While Australia and Luxembourg offer the highest minimum hourly wages in the world Greece lags behind providing one of the lowest legal remunerations which results into low purchasing power.

According to the German think tank Wirtschafts-und Sozialwissenschaftliches Institut (WSI), Greece’s averages are way behind central European wages and closer to Balkan and Baltic countries.

The hourly minimum wage in Australia is 9.47 euros (AU 15.51), Luxembourg at 9.37 euros per hour while France offers 9.18 euros.

Greece has the lowest rate due to purchasing power with hourly rates at 3.94 euros per hour, slightly above neighboring Bulgaria which is at 3.28 euros; Estonia, Lithuania and Latvia, 3.92, 3.87 and 3.60 euros, respectively while Russia sits at 1.64 euros per hour.

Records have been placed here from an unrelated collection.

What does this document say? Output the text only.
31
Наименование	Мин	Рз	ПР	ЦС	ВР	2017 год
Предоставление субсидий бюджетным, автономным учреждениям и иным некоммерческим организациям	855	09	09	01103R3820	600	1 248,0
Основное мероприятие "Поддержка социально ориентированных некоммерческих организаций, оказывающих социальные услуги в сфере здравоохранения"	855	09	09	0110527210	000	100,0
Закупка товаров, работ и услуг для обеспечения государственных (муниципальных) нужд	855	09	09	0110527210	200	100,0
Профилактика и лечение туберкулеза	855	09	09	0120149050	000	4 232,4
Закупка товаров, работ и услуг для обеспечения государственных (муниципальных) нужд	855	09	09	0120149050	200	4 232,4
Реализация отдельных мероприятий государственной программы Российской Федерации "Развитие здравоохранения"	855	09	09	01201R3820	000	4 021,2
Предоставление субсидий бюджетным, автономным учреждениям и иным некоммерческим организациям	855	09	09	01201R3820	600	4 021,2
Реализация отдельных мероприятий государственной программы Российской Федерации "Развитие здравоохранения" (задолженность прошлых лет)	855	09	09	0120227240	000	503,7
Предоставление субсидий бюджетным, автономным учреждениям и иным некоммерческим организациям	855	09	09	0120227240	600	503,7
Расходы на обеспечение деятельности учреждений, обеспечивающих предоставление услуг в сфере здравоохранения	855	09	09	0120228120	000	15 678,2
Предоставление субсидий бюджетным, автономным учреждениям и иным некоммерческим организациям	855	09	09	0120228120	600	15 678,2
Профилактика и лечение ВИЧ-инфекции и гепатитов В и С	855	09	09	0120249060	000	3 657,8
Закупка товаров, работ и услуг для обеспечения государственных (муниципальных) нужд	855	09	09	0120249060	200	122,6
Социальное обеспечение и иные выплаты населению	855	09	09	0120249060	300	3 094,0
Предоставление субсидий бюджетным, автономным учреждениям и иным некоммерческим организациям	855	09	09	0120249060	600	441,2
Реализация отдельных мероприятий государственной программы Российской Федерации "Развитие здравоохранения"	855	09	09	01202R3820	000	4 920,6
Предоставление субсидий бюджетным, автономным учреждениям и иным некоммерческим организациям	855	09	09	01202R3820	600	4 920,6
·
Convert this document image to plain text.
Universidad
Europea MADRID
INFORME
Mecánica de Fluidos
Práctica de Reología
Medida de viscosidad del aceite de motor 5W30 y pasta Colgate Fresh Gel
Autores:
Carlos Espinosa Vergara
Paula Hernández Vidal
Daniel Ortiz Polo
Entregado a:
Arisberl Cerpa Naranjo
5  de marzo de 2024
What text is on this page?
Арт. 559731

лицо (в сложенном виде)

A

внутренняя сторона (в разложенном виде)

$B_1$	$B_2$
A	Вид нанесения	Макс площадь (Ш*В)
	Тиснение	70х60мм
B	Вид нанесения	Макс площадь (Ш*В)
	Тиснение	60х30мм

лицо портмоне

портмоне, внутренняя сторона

The financial crisis that has tormented Greece for the past years has lowered the country’s ranking to the level of chronically-ailing economies, like Brazil and Argentina mainly due to the cost of goods and commodities that sit at a central European country level.

Meanwhile, Spain has announced the largest annual increase to its minimum wage in 40 years by a whopping 22 per cent and France is to follow, as the result of the “yellow vests” riots.

Discussions in Greece to determine any minimum wage increases are to resume this month.